Resistance Now and Then

—Gerald Horne

“Resistance” is the buzzword du jour in light of the incoming U.S. administration led by Donald J. Trump.

Already, there have been massive protests—including the historic “Women’s Marches” that rocked Washington, D.C. in particular. (My sources tell me that the march in Los Angeles—believe it or not—was even larger than the one that engulfed the capital.)

Apparently there is at least adequate follow-up too.

Still, I think those concerned about the current direction of this nation would do well to study extensively the history of a segment of this population, who had once a mantra in the bad old days of slavery that concluded forcefully, “Let Your Motto be Resistance.”

What I mean is that those whose very presence and existence belied easy notions of this republic being a supposed citadel of “liberty” and “freedom” now present a case study of how to push back against oppressors: I speak, of course, of African-Americans.

And the central lesson of African-American history is that the key to resistance is lengthening the battlefield, not relying solely or wholly on domestic allies—as important as they might be in the short term.

During the pre-1776 colonial era in North America, enslaved Africans often allied with Spain against Britain, not least since Madrid from the 1500s often armed Africans in order to combat European rivals, e.g. London to the point that there were those that felt it was not accidental that English speakers routinely referred to Africans by using the Spanish word for “black”, i.e. “Negro,” as if Africans were defined inherently as being much more than linguistic allies of His Catholic Majesty in Madrid.

Then when the European settlers in North America revolted against London—not least because there was a widespread perception among Africans that George Washington and his comrades were determined to perpetuate slavery forevermore in the face of a 1772 decision in Britain that illegalized the “peculiar institution” at least in England, Africans supported the redcoats by several orders of magnitude. Thus, 1776 could be characterized easily as a “counter-revolution” against the promise of abolitionism as much as anything else.

“Resistance” meant fighting the settlers but, alas, the latter triumphed and, thus, one explanation of why and how African-Americans have been treated so atrociously is simply because when one fights a war and loses, expect to be punished and penalized indefinitely—and this includes one’s descendants too.

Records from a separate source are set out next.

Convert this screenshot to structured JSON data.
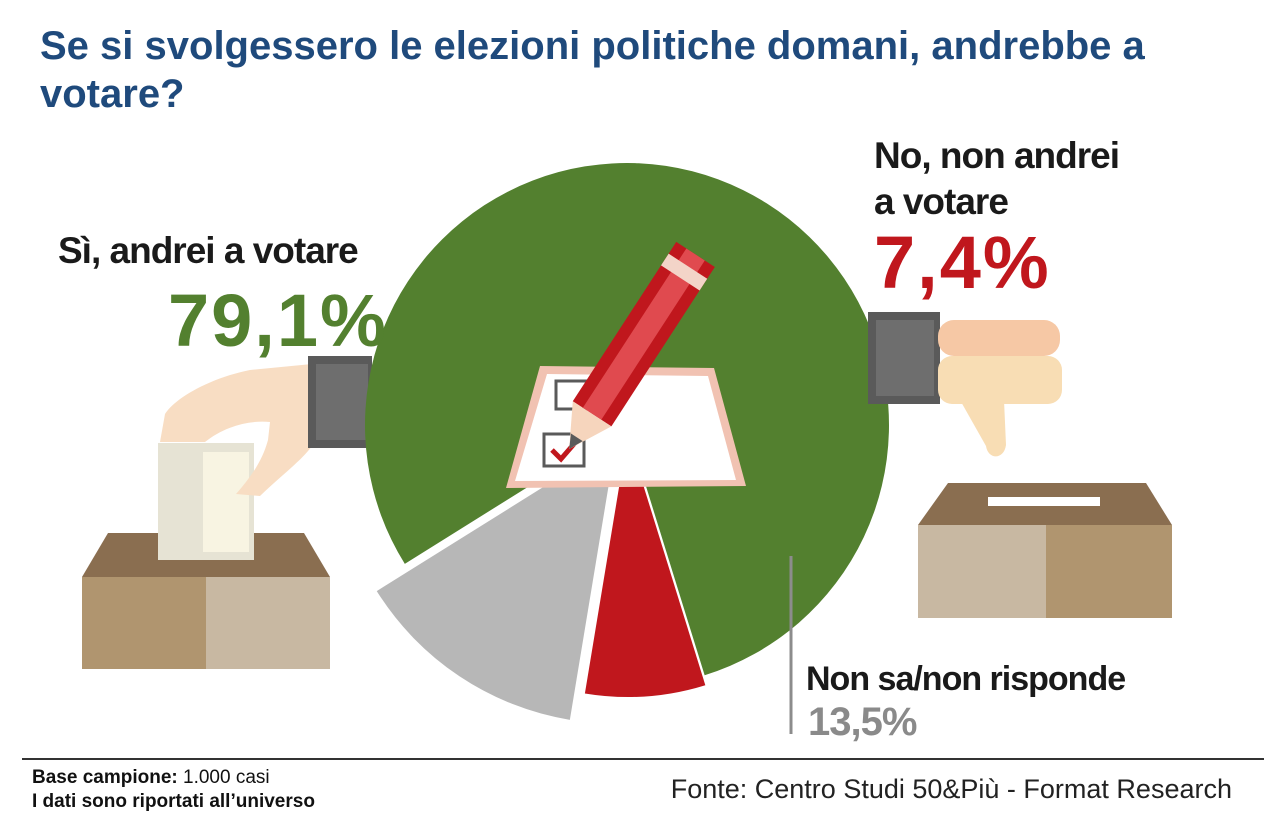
{
  "title": "Se si svolgessero le elezioni politiche domani, andrebbe a votare?",
  "chart_data": {
    "type": "pie",
    "slices": [
      {
        "label": "Sì, andrei a votare",
        "value": 79.1,
        "display": "79,1%",
        "color": "#53802f"
      },
      {
        "label": "No, non andrei a votare",
        "value": 7.4,
        "display": "7,4%",
        "color": "#c0171d"
      },
      {
        "label": "Non sa/non risponde",
        "value": 13.5,
        "display": "13,5%",
        "color": "#b7b7b7"
      }
    ]
  },
  "labels": {
    "si_label": "Sì, andrei a votare",
    "si_value": "79,1%",
    "no_label_line1": "No, non andrei",
    "no_label_line2": "a votare",
    "no_value": "7,4%",
    "ns_label": "Non sa/non risponde",
    "ns_value": "13,5%"
  },
  "footer": {
    "base_label": "Base campione:",
    "base_value": "1.000 casi",
    "note": "I dati sono riportati all’universo",
    "source": "Fonte: Centro Studi 50&Più - Format Research"
  }
}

Nonetheless, after the proclamation of the U.S., Africans continued to ally with London, to the point where they were described as “Negro Comrades of the Crown”. This included helping the redcoats torch Washington, D.C. in August 1814, sending President James Madison and his garrulous spouse, Dolly, fleeing into the streets one step ahead of the posse.

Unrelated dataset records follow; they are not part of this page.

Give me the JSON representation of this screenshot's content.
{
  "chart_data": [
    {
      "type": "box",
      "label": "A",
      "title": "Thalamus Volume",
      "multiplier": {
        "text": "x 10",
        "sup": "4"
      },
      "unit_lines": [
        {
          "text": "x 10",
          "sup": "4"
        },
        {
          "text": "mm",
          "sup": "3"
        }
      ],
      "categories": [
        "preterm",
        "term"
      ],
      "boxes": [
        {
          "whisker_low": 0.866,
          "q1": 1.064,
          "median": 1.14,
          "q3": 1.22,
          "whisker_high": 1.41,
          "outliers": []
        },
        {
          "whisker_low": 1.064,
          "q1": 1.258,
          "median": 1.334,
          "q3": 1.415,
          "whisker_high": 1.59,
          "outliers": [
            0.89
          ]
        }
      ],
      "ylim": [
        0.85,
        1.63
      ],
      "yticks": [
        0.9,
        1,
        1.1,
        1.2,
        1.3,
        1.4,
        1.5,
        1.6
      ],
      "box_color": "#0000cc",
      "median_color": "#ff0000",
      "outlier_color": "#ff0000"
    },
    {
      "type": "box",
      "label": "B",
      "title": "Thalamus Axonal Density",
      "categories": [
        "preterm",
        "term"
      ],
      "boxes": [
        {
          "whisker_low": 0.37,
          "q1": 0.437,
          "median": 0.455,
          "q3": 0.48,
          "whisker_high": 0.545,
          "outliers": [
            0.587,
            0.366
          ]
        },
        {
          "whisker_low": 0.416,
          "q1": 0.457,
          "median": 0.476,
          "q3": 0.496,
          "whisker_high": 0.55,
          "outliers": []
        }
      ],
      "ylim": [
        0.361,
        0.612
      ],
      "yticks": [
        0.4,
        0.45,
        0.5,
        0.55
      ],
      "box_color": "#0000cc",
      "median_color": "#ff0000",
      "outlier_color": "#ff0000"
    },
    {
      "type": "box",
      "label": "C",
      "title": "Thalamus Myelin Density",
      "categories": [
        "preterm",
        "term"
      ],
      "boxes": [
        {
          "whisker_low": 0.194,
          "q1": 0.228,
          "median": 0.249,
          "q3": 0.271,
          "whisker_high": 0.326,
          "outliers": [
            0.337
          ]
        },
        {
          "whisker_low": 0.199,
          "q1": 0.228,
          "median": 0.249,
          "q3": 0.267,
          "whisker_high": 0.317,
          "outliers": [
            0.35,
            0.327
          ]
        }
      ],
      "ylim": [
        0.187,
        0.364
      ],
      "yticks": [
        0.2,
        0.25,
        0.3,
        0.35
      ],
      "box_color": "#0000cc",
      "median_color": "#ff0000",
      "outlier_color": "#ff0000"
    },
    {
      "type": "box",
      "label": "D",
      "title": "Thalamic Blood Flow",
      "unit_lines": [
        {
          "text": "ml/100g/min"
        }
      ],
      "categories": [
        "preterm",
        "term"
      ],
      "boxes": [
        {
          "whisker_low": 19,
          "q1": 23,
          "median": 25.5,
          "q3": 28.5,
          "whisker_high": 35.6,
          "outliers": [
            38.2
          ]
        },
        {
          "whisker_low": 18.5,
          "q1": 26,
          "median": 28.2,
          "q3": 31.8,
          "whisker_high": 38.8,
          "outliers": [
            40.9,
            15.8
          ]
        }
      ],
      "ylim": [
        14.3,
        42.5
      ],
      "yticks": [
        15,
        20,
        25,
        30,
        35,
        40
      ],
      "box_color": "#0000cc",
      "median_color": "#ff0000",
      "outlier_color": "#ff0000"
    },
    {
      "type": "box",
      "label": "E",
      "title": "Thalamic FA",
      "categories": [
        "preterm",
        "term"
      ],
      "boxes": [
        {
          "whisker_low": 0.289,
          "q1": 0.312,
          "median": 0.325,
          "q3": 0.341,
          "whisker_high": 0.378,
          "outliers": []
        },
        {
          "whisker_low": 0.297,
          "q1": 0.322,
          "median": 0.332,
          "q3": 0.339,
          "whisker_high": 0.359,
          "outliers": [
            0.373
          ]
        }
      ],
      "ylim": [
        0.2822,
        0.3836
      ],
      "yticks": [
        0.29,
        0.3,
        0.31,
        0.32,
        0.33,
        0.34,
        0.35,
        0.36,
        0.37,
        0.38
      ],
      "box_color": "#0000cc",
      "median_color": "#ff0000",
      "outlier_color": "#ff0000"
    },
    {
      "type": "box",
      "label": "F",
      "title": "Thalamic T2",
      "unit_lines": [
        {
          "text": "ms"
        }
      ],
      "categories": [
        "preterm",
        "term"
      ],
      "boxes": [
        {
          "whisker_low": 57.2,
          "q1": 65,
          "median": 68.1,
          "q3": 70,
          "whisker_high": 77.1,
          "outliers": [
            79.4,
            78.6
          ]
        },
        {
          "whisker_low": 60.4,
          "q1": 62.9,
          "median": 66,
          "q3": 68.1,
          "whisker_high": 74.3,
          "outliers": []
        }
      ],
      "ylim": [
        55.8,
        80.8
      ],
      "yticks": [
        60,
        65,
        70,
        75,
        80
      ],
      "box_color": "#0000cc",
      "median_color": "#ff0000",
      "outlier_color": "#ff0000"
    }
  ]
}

After this global pressure caused the U.S. to make an agonizing retreat from slavery in 1865, resistance for African-Americans meant allying with revolutionary Mexico in the first few decades of the 20th century and, for certain Black Nationalists, allying with Tokyo in the pre-1945 era.

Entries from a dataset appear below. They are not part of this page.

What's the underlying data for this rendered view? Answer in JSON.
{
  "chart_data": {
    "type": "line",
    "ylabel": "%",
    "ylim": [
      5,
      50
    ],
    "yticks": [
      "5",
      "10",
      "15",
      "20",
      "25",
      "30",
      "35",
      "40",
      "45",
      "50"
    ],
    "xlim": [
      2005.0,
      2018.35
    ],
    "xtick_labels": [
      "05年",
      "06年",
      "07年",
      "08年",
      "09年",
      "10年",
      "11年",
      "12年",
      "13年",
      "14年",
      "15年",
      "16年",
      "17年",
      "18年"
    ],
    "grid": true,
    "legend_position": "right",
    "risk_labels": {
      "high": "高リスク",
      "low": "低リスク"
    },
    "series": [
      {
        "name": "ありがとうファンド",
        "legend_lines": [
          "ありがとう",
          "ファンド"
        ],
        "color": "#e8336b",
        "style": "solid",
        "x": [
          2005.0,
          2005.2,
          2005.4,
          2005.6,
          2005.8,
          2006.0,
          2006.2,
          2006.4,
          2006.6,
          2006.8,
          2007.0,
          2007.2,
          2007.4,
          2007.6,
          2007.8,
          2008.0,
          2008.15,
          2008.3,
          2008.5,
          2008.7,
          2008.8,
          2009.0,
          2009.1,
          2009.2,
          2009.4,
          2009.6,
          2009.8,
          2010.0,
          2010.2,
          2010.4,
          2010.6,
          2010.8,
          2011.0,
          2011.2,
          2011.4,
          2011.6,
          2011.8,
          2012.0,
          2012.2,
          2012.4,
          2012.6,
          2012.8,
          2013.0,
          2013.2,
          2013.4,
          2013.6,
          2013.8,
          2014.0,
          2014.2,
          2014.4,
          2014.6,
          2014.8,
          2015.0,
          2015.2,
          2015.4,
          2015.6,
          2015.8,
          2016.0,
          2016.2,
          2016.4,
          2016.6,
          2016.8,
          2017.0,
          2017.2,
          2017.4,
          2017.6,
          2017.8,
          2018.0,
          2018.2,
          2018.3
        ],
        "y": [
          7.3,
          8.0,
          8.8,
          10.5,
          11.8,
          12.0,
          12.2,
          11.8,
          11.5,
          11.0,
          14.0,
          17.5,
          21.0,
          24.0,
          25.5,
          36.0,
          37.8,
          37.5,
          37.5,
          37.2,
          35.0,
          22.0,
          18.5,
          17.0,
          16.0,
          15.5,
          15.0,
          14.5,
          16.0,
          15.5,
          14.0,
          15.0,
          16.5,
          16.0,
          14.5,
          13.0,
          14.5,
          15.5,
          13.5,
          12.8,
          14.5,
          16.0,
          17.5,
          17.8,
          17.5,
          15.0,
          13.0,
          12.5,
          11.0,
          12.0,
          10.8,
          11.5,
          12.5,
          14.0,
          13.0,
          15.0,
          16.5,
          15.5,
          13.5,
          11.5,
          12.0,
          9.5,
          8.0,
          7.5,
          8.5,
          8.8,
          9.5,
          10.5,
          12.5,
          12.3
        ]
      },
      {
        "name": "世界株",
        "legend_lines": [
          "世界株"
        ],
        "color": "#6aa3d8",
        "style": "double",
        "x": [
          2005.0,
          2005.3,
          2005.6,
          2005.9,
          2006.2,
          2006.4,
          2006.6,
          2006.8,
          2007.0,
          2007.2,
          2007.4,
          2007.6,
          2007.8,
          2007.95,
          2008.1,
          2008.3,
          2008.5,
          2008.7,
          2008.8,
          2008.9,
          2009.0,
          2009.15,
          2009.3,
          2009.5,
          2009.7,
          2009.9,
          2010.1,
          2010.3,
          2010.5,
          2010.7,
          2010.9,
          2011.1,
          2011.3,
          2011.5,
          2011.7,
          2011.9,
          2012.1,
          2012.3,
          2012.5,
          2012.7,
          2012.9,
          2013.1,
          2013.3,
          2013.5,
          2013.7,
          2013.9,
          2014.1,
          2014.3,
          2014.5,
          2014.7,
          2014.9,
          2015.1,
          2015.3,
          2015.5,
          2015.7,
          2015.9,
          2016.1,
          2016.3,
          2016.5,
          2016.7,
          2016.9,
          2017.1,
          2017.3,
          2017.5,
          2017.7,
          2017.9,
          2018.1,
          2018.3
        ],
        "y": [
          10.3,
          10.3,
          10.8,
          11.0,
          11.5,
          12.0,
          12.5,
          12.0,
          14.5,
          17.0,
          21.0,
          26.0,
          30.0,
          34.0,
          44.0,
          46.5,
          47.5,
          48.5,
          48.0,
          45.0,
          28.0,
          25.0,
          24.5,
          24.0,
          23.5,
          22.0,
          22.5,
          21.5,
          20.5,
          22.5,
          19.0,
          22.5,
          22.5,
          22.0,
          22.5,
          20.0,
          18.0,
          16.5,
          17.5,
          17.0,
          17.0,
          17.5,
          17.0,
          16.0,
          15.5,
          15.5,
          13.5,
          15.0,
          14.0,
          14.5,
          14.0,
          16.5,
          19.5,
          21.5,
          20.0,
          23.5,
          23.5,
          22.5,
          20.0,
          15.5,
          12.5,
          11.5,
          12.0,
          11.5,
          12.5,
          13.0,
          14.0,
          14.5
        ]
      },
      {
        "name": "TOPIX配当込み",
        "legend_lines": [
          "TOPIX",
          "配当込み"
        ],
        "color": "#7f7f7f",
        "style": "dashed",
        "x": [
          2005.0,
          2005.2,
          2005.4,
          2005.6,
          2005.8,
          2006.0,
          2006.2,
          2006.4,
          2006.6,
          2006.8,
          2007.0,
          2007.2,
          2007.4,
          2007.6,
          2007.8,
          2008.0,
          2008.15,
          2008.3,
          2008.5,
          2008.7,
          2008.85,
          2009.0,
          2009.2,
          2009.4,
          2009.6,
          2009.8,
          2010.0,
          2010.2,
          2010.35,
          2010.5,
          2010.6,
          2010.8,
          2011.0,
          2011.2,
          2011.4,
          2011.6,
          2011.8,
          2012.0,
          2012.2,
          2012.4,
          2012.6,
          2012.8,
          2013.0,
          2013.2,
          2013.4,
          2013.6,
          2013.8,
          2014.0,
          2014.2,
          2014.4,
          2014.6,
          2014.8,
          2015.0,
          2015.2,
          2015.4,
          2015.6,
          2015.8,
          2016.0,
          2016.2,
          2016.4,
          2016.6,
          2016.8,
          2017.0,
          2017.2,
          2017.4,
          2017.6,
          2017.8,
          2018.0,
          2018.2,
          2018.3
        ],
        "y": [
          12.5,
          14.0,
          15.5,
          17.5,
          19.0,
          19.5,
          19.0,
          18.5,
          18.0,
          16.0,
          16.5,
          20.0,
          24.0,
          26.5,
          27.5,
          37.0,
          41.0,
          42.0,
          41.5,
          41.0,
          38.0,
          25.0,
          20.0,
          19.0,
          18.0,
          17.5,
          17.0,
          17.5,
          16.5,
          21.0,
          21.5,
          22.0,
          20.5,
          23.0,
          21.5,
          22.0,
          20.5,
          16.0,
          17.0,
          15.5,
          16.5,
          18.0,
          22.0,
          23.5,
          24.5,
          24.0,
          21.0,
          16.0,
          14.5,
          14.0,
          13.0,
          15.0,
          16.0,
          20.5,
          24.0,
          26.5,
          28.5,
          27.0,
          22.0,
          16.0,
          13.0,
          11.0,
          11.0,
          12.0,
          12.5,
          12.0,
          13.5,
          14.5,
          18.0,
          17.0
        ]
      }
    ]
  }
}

Resistance also meant allying with the Communist International, as exemplified by Shirley Graham Du Bois, better known as the spouse of W.E.B. Du Bois, who has been “blamed” or given credit (depending on one’s viewpoint) for his recruitment to the ranks of the U.S. Communist Party. As a number of historians have acknowledged to the point where it has become common wisdom, Washington found it difficult to point the finger of accusation at Moscow for human rights violations as long as Jim Crow stained the national escutcheon. Jim Crow had to go as a result—and this was the direct outgrowth of a well-conceived global plan of resistance that included the likes of Shirley Graham Du Bois.

Thus, with Donald Trump receiving about 58% of the votes of those defined as “white” (along with about 53% of the women of this group), an uphill climb awaits those who plan to resist the White House’s diabolical plans solely in the domestic arena. Fortunately, the historic “Women’s Marches” of 21 January 2017 were not just national but international, taking place globally.

Fortunately still, African American history provides a textbook for resistance and points in a similar direction: that is, to be effective in the U.S., resistance—dialectically—must be global.

Gerald Horne is Moores Professor of History and African-American Studies at the University of Houston. His books include The Counter-Revolution of 1776: Slave Resistance and the Origins of the United States of America (NYU Press, 2014), Negro Comrades of the Crown: African Americans and the British Empire Fight the U.S. Before Emancipation (NYU Press, 2012), Race War!: White Supremacy and the Japanese Attack on the British Empire (NYU Press, 2003), and Race Woman: The Lives of Shirley Graham Du Bois (NYU Press, 2002).